Dünyanın Bir Anlığına Sahneye Dönüştüğü O Garip Farkındalık
Bazen anlamsız bir anda, markette yürürken, metroda camdan dışarı bakarken ya da odanın kapısına yanlışlıkla takılıp durduğumuz o anlarda, dünyanın bir anda tuhaf biçimde kurulmuş gibi göründüğü olur. Sanki herkes rolünü ezbere biliyor, arka planda bir senaryo akıyor ve biz o sahnenin tam ortasında tek gerçek kişiymişiz gibi. İşte buna psikolojide Derealizasyon'a yakın, halk arasında ise Truman Show anı deniyor.

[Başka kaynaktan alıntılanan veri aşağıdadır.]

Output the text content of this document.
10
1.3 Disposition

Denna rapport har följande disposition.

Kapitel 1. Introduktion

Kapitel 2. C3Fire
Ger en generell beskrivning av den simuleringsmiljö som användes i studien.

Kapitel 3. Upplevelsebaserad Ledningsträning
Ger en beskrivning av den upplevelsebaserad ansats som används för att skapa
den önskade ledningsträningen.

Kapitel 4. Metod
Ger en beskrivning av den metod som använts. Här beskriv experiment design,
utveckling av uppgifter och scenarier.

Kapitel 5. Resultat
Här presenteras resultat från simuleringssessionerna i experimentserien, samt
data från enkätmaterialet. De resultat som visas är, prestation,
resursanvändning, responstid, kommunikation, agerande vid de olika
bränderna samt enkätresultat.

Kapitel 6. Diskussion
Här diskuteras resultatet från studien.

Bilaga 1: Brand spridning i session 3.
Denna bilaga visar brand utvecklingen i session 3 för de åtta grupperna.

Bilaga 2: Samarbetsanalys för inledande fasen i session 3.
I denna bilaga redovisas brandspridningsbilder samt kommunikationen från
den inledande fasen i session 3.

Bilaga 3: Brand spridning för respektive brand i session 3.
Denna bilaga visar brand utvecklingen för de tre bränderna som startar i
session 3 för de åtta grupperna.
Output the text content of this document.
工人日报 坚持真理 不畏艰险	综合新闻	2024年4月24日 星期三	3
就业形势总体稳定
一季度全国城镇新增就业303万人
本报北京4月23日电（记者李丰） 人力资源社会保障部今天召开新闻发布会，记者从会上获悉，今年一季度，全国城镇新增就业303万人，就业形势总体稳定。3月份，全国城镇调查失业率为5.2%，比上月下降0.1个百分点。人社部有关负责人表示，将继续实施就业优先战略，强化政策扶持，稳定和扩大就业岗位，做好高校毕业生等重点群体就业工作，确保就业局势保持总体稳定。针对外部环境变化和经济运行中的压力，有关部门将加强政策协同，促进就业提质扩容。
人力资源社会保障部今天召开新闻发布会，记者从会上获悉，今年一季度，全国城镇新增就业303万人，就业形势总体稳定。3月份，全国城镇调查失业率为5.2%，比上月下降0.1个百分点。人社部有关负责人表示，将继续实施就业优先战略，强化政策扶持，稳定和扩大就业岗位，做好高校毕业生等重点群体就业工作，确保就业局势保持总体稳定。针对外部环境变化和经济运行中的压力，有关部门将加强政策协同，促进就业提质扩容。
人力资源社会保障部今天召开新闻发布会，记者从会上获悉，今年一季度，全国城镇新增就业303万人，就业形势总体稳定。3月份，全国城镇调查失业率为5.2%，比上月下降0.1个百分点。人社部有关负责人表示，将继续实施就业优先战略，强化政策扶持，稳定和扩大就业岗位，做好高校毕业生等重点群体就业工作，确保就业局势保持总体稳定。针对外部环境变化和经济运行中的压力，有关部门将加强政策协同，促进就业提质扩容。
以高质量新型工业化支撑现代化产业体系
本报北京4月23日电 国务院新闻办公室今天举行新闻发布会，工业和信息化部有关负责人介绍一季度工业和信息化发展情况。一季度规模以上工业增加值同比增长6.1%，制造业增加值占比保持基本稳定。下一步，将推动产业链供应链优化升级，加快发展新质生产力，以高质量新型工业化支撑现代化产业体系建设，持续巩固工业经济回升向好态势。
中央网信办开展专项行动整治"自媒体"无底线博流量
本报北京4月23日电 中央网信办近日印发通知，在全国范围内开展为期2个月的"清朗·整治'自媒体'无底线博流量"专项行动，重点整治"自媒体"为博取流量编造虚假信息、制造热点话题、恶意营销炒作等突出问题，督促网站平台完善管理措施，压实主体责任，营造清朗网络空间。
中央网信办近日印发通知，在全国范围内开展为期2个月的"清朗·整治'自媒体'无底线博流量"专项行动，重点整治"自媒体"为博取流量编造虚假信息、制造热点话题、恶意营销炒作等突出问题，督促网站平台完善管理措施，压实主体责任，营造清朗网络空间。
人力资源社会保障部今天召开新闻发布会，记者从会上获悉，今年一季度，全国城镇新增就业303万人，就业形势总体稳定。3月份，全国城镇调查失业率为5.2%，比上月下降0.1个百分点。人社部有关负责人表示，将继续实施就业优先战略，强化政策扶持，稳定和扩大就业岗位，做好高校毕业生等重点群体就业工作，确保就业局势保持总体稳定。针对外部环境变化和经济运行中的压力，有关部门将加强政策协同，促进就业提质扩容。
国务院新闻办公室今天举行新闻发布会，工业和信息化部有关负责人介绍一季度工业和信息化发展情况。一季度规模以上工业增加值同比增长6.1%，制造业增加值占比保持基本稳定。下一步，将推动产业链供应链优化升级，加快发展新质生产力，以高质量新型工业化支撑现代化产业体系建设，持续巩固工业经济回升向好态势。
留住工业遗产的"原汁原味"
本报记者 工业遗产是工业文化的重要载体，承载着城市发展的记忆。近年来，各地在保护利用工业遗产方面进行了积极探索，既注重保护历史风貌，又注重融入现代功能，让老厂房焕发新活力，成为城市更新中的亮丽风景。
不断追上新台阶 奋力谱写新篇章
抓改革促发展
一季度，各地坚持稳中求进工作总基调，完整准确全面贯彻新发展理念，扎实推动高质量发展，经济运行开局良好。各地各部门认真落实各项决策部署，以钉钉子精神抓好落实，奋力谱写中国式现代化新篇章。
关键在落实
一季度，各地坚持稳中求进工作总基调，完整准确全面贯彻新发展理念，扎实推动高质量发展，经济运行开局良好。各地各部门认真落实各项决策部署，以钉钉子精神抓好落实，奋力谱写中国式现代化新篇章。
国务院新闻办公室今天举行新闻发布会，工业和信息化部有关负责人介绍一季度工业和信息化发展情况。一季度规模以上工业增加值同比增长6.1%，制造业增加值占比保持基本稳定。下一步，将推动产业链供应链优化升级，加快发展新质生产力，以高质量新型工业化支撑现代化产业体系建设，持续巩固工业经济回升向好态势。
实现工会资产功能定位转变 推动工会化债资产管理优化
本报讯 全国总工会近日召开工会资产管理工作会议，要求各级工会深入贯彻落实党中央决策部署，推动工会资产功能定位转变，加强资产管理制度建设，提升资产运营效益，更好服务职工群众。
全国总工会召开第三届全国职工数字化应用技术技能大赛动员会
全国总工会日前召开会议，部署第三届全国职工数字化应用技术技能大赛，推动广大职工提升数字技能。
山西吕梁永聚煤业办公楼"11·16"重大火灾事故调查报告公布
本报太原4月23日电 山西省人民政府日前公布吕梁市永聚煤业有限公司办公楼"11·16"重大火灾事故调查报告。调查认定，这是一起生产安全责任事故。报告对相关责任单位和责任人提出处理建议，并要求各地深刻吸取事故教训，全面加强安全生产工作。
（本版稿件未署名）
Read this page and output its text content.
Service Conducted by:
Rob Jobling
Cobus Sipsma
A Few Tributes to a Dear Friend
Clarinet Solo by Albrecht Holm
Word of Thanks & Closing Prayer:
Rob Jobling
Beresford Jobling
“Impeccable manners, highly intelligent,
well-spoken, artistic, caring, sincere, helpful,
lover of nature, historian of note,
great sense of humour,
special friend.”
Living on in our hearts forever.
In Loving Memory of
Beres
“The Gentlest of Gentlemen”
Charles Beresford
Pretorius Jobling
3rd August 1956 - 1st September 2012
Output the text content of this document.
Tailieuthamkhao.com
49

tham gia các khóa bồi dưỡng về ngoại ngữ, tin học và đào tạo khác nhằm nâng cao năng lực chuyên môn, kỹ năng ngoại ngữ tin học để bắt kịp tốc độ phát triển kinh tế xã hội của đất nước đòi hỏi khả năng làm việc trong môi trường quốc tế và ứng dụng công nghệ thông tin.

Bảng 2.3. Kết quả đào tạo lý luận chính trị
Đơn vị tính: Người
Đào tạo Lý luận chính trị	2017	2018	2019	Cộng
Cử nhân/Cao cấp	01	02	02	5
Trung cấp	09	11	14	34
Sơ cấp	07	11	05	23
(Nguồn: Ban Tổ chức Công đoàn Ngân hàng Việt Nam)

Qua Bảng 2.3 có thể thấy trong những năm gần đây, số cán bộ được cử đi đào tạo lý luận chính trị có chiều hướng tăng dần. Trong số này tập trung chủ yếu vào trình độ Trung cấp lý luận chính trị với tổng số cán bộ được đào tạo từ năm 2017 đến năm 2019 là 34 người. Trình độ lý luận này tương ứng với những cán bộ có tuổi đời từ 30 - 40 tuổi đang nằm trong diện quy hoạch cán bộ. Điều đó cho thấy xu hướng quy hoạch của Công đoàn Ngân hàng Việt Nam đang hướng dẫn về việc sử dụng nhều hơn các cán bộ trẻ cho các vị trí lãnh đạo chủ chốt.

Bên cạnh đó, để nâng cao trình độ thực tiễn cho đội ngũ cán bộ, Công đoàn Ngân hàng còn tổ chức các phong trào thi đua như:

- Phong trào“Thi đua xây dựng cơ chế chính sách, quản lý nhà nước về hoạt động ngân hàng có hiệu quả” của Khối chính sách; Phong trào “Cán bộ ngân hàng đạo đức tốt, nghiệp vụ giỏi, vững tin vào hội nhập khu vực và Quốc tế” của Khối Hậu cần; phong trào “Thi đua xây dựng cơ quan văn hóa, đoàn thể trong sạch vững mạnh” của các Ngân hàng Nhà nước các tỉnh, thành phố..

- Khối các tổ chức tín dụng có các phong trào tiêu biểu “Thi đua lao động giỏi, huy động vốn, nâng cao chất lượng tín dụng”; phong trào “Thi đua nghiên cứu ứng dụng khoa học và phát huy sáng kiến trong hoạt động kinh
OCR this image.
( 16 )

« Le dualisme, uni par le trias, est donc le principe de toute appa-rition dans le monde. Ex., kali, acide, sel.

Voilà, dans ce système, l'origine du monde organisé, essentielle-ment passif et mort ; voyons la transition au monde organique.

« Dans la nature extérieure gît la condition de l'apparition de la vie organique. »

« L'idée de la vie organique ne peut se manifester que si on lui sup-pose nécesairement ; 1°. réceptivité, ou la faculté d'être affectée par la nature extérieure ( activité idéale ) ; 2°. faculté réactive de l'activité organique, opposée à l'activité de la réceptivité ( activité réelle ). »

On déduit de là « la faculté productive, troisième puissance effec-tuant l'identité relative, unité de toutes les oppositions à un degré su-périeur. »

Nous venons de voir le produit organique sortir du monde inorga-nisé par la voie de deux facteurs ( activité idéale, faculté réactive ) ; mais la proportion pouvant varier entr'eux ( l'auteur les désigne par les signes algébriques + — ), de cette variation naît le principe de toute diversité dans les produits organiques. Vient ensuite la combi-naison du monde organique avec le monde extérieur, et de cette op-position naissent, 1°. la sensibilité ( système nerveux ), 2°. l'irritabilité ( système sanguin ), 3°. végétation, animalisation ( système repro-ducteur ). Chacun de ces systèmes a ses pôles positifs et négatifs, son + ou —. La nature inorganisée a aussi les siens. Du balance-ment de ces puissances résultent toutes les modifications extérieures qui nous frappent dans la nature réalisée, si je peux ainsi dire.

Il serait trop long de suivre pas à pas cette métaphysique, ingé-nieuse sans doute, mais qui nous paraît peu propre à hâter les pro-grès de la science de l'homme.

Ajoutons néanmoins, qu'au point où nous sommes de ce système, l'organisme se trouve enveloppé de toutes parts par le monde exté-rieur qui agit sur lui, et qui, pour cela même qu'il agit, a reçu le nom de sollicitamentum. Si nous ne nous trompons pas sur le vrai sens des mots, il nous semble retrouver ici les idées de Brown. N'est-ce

Truman’ın yaşadığı o uyanış hali aslında tamamen yabancı değil bize. Çünkü insan zihni, kontrol edemediği durumlarda çevresini anlamlandırmak için minik “simülasyonlar” kurar. Bu da bazen sahnenin gerçekliğinden emin olamadığımız bir his yaratır: “Burada bir şeyler fazla tanıdık… fazla kurgusal…”
Bu anlar aslında zihnin bir alarmı değil, tam tersine bir farkındalık kıvılcımıdır. Yaşamı otomatik pilottan çıkarıp “Ben şu anda gerçekten buradayım” diye hatırlatan ufak bir sarsıntı. O anda mekanın, insanların, ışığın, seslerin yapay geldiğini düşündüğümüzde bile, aslında kendimize görünmez bir soruyu soruyoruz: “Ben kimim ve şu an neyi deneyimliyorum?”
Belki de Truman gibi bir kapının arkasında dev bir stüdyo yok. Ama hepimizin zihninde, zaman zaman bu dünyayı anlamlandırmak için kurduğu bir sahne var. Ve o sahne, gerçeği fark etmemiz için kurulan bir dekor aslında. Bu anlar gelir geçer ama geriye hep aynı şey kalır: Kendimizi yeniden hatırladığımız küçük bir uyanış.